Jason Day's Masters campaign is in serious doubt after he withdrew mid-round from the World Golf Championships-Match Play, revealing his mother faces surgery for lung cancer this week.
The Australian world number three called off his title defence in Austin, Texas, after just six holes of his first match against Pat Perez, tearfully explaining that it was impossible to focus on golf and he wanted only to be with his ailing mum Dening.
"My mum has lung cancer. She had all the tests done in Australia and the doc said she was terminal and only had 12 months to live at the start of the year. The diagnosis is much better being over here," said Day.
"She's going in for surgery this Friday and it's really hard to even comprehend being on the golf course right now because of what she's going through."
Day, 29, revealed his mother had joined him and his family in Columbus, Ohio, recently and they had taken heart from a more positive diagnosis from doctors since.
He acknowledged the emotional stress had affected his on-course results this year - he lost the world No.1 ranking he held for 47 consecutive weeks to Dustin Johnson in February and his lacklustre results include a best finish of fifth.
"It's been really hard to play golf lately, this year. It's been very, very emotional," Day said.
"So I'm going to try to be back there with my mum for surgery and make sure everything goes right with her."
Day's campaign for the title he covets most, the Masters,, is now up in the air as the year's first major at Augusta National starts in just two weeks, although his manager Bud Martin said he "hopes" to play.
"The Masters ... I know it's something that he wants to do but she (Dening) comes first," said Martin.
Queenslander Day lost his father Alvyn to stomach cancer when he was 12.

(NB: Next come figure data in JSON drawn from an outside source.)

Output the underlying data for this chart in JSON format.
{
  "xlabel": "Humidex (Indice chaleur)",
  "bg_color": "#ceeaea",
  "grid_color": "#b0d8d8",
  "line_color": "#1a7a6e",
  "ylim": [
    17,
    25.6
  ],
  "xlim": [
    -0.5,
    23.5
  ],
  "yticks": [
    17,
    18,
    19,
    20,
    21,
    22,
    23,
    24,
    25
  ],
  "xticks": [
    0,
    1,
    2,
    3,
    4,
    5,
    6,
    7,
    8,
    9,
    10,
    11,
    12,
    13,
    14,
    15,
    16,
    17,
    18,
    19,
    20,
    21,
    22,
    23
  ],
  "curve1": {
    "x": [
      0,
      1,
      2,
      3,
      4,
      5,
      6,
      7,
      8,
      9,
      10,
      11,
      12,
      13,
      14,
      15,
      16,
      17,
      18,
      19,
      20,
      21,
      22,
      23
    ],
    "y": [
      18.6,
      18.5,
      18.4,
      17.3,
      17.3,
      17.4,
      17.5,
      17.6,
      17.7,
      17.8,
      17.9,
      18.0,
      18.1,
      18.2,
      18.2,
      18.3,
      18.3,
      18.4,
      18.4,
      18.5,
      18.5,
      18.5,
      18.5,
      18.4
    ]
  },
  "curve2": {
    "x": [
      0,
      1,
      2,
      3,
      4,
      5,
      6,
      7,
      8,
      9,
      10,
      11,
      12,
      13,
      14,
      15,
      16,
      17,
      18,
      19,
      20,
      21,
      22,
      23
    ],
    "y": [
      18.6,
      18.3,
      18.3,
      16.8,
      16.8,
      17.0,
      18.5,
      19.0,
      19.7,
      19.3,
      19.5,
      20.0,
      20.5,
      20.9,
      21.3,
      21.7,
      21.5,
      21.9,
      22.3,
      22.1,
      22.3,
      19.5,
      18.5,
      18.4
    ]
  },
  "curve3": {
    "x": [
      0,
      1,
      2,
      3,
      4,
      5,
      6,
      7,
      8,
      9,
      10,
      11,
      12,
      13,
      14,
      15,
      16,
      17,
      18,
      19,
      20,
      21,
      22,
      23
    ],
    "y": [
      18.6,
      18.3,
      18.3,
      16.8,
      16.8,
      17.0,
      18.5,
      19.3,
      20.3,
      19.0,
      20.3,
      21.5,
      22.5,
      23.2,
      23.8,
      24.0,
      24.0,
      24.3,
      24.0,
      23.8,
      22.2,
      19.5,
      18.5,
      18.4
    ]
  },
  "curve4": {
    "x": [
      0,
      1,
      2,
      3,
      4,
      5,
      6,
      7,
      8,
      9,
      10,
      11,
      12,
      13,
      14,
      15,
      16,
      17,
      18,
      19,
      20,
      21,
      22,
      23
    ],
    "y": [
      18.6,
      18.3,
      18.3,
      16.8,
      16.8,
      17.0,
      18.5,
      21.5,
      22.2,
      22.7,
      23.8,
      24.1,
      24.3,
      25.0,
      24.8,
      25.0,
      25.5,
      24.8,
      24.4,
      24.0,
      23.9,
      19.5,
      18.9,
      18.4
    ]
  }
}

At that point that Dening sold the family home and moved back from Rockhampton to Beaudesert so her son could attend Kooralbyn International School, where he got his start in golf and met career-long coach, caddie and mentor Col Swatton.
"I've already gone through it once with my dad. And I know how it feels," Day said.
"And it's hard enough to see another one go through it, as well.
"I just need some time away with her to make sure that everything goes well.
"I'm going to do my best and try and be there the best I can for her because she is the reason that I'm playing golf today.
"You know family's first and it's just -- it's just a hard time.
"I'm hoping for a speedy recovery for her, and we can get this behind us and she can live a long, long life."
Martin confrimed that since Dening arrived in Ohio last week further tests had provided more positive results than the initial diagnosis in Australia.
"They basically told her it was terminal and she had 12 months to live, so he brought her over here to be tested and have mutliple doctors looking at her," Martin said.
"The prognosis was more positive and they (doctors) are going to do surgery on Friday.
"Doctors') expectations are, fingers crossed, that it's something that's manageable, whether that's with or without chemotherapy."